Ketiga, dalam hal kemiskinan, nelayan dan masyarakat pesisir belum menjadi target utama desain kebijakan antikemiskinan. Ukurannya, belum tersedianya data kemiskinan nelayan, lemahnya antisipasi terhadap kenaikan harga bahan bakar minyak 2005 dan 2008 sehingga nelayan menjadi korbannya. Juga tidak dipertimbangkannya sektor kelautan dan perikanan (KP) dalam desain Kredit Usaha Rakyat (KUR). Sistem KUR justru menjauhkan akses nelayan dan masyarakat pesisir dari pemodalan. PNPM pun belum menjangkau semua kota/kabupaten pesisir. Keempat, dalam bidang lingkungan, isu pemanasan global seolah hanya milik sektor kehutanan. Padahal serapan karbon oleh fitoplankton mencapai 40-50 miliar ton karbon per tahun, dan hampir sama dengan tumbuhan sekitar 52 miliar ton. Kelima, dalam pertumbuhan ekonomi, sektor kelautan, yang terdiri atas perikanan, transportasi laut, pertambangan, wisata bahari, dan sebagainya, juga belum diprioritaskan. Industri pengolahan ikan belum maksimal dan hanya beroperasi dengan 45 persen kapasitas terpasang. Sekitar 40 persen lalu lintas perdagangan internasional melewati laut Indonesia, dan kita belum mampu menangkap peluang ini untuk mendongkrak pertumbuhan. Terakhir, stimulus fiskal Rp 73 triliun bias ke perkotaan, dan alokasi untuk pesisir kurang dari Rp 1 triliun. Padahal pulau-pulau kecil sangat butuh sentuhan infrastruktur.

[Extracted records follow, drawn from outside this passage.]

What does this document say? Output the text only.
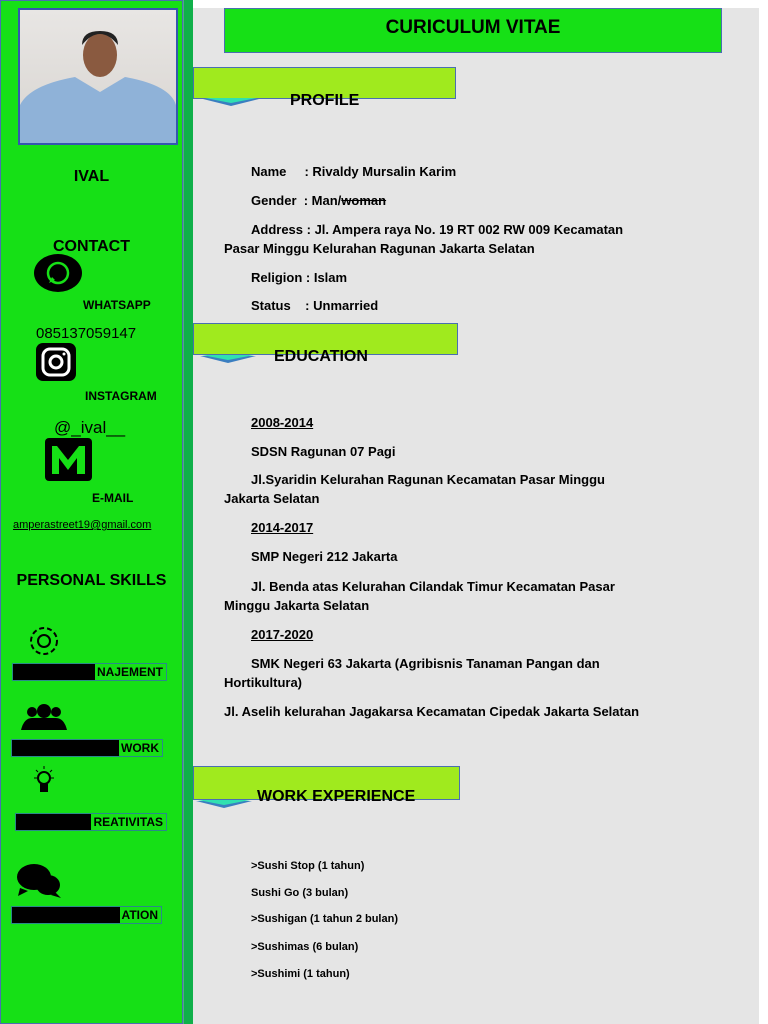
IVAL
CONTACT
WHATSAPP
085137059147
INSTAGRAM
@_ival__
E-MAIL
amperastreet19@gmail.com
PERSONAL SKILLS
NAJEMENT
WORK
REATIVITAS
ATION
CURICULUM VITAE
PROFILE
Name     : Rivaldy Mursalin Karim
Gender  : Man/woman
Address : Jl. Ampera raya No. 19 RT 002 RW 009 Kecamatan
Pasar Minggu Kelurahan Ragunan Jakarta Selatan
Religion : Islam
Status    : Unmarried
EDUCATION
2008-2014
SDSN Ragunan 07 Pagi
Jl.Syaridin Kelurahan Ragunan Kecamatan Pasar Minggu
Jakarta Selatan
2014-2017
SMP Negeri 212 Jakarta
Jl. Benda atas Kelurahan Cilandak Timur Kecamatan Pasar
Minggu Jakarta Selatan
2017-2020
SMK Negeri 63 Jakarta (Agribisnis Tanaman Pangan dan
Hortikultura)
Jl. Aselih kelurahan Jagakarsa Kecamatan Cipedak Jakarta Selatan
WORK EXPERIENCE
>Sushi Stop (1 tahun)
Sushi Go (3 bulan)
>Sushigan (1 tahun 2 bulan)
>Sushimas (6 bulan)
>Sushimi (1 tahun)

Keenam, dalam bidang geopolitik, sarana pertahanan di laut jauh di bawah darat. Dan banyak persoalan wilayah perbatasan belum diselesaikan. Ketujuh, dalam manajemen pembangunan, nomenklatur pembangunan belum berpihak ke sektor KP. Dalam penghitungan PDB, misalnya, formula yang saat ini ada bias darat dan underestimate terhadap sektor KP. Pertanyaannya, bagaimana kita memulai dan memperkuat mainstreaming?

Ocean leadership

Kegagalan mainstreaming di atas adalah kegagalan politik kelautan-perikanan, yang salah satu faktornya lemahnya ocean leadership kita. Ocean leadership diperlukan dalam mainstreaming KP, baik dalam keputusan politik (kebijakan) maupun manajemen pembangunan. Ada beberapa komponen penting dalam ocean leadership. Pertama, adanya visi kelautan yang selanjutnya tecermin dalam ocean policy yang komprehensif, sebagaimana Vision for Marine Policy of Korea atau Australia's Oceans Policy. Keberanian Gus Dur membentuk Departemen Kelautan dan Perikanan adalah bagian dari kekuatan visinya tentang kelautan.

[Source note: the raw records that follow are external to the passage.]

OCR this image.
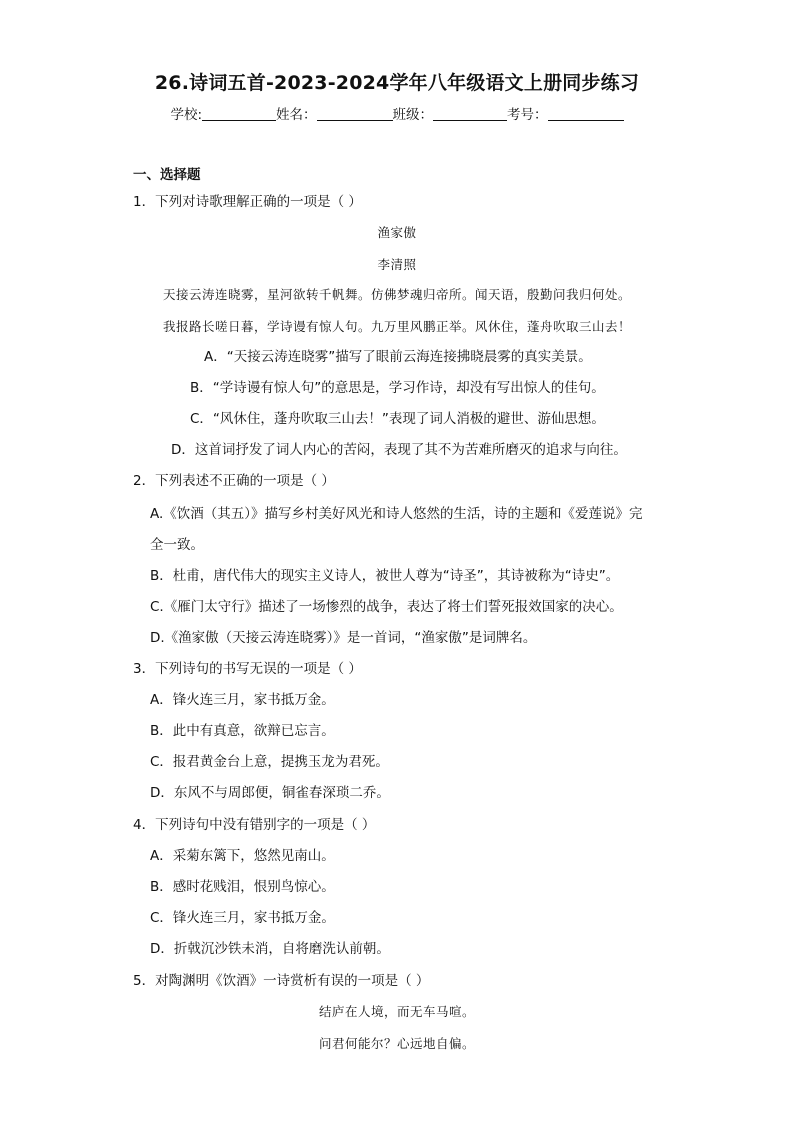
26.诗词五首-2023-2024学年八年级语文上册同步练习
学校:	姓名：	班级：	考号：
一、选择题
1．下列对诗歌理解正确的一项是（ ）
渔家傲
李清照
天接云涛连晓雾，星河欲转千帆舞。仿佛梦魂归帝所。闻天语，殷勤问我归何处。
我报路长嗟日暮，学诗谩有惊人句。九万里风鹏正举。风休住，蓬舟吹取三山去！
A．“天接云涛连晓雾”描写了眼前云海连接拂晓晨雾的真实美景。
B．“学诗谩有惊人句”的意思是，学习作诗，却没有写出惊人的佳句。
C．“风休住，蓬舟吹取三山去！”表现了词人消极的避世、游仙思想。
D．这首词抒发了词人内心的苦闷，表现了其不为苦难所磨灭的追求与向往。
2．下列表述不正确的一项是（ ）
A.《饮酒（其五）》描写乡村美好风光和诗人悠然的生活，诗的主题和《爱莲说》完
全一致。
B．杜甫，唐代伟大的现实主义诗人，被世人尊为“诗圣”，其诗被称为“诗史”。
C.《雁门太守行》描述了一场惨烈的战争，表达了将士们誓死报效国家的决心。
D.《渔家傲（天接云涛连晓雾）》是一首词，“渔家傲”是词牌名。
3．下列诗句的书写无误的一项是（ ）
A．锋火连三月，家书抵万金。
B．此中有真意，欲辩已忘言。
C．报君黄金台上意，提携玉龙为君死。
D．东风不与周郎便，铜雀春深琐二乔。
4．下列诗句中没有错别字的一项是（ ）
A．采菊东篱下，悠然见南山。
B．感时花贱泪，恨别鸟惊心。
C．锋火连三月，家书抵万金。
D．折戟沉沙铁未消，自将磨洗认前朝。
5．对陶渊明《饮酒》一诗赏析有误的一项是（ ）
结庐在人境，而无车马喧。
问君何能尔？心远地自偏。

Kedua, kemampuan interaksi politik dengan legislatif untuk menghasilkan produk legislasi dan politik anggaran yang pro-KP. Ketiga, kemampuan membuat terobosan serta mobilisasi sumber daya nasional dalam manajemen pembangunan melalui kelengkapan instrumen fiskal, moneter, keuangan, tata ruang, serta mobilisasi lintas sektor untuk mendukung sektor KP. Ini mengingat masalah KP banyak di luar sektor KP itu sendiri. Di sinilah sebabnya Gerbang Mina Bahari ala Megawati dan Revitalisasi Perikanan ala SBY belum berhasil, karena kedua presiden itu masih setengah hati dalam mobilisasi sumber daya nasional untuk KP.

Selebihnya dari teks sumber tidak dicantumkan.